Il ne s'agit pas de les dédouaner ou de les créditer d'on ne sait quelles circonstances atténuantes. Il est permis de s'avouer, la mort dans l'âme, que ces personnalités, justement ou injustement incriminées, ne sont pas tombées du ciel. Elles ont été acteurs et victimes en même temps d'une gouvernance déboussolée où les égos surdimensionnés se nourrissaient de tares variées et multiformes à la limite des attributs sataniques. Elles ont été aussi des marionnettes bourrées d'un mauvais esprit de suffisance, trompeusement convaincues qu'il suffisait de bomber le torse pour qu'un peuple entier soit convaincu de leur divinité.

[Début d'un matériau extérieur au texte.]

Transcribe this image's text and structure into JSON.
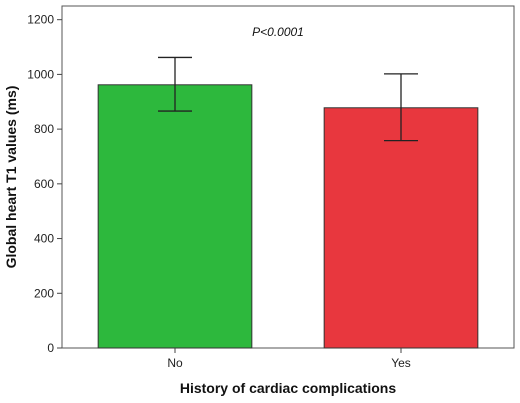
{
  "chart_data": {
    "type": "bar",
    "categories": [
      "No",
      "Yes"
    ],
    "values": [
      962,
      878
    ],
    "error_low": [
      866,
      758
    ],
    "error_high": [
      1062,
      1002
    ],
    "bar_colors": [
      "#2db83d",
      "#e8373e"
    ],
    "xlabel": "History of cardiac complications",
    "ylabel": "Global heart T1 values (ms)",
    "ylim": [
      0,
      1250
    ],
    "yticks": [
      0,
      200,
      400,
      600,
      800,
      1000,
      1200
    ],
    "annotation": "P<0.0001",
    "grid": false
  }
}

Moult exemples du genre sont offerts par l'histoire pour qu'elle s'attribue à travers les siècles de fabuleux rictus à l'adresse d'hommes qui se prenaient pour des dieux. On sait ce qu'il est advenu des crapules et des monstres qui ont traîné leurs peuples vers la déraison et la décrépitude. Des centaines de millions d'êtres sont morts à cause de faux tsars et de leurs folies entraînantes.

Reste que les lampions du tribunal militaire de Blida, subitement aveuglants, imposent un éclairage déchirant. On a eu un chef d'Etat paraplégique au regard évanescent sur un engin roulant et on a aujourd'hui un ancien rab dzair sur une chaise roulante. Les images livrées hier matin sont si interprétatives qu'elles contraignent à se demander qui de la société, de la mortelle gouvernance ou des institutions délabrées mériterait la potence.

Le crime dont ils doivent être jugés, eux et ceux qui les ont accompagnés, serait aujourd'hui celui d'avoir embarqué un peuple entier dans un fauteuil déglingué roulant.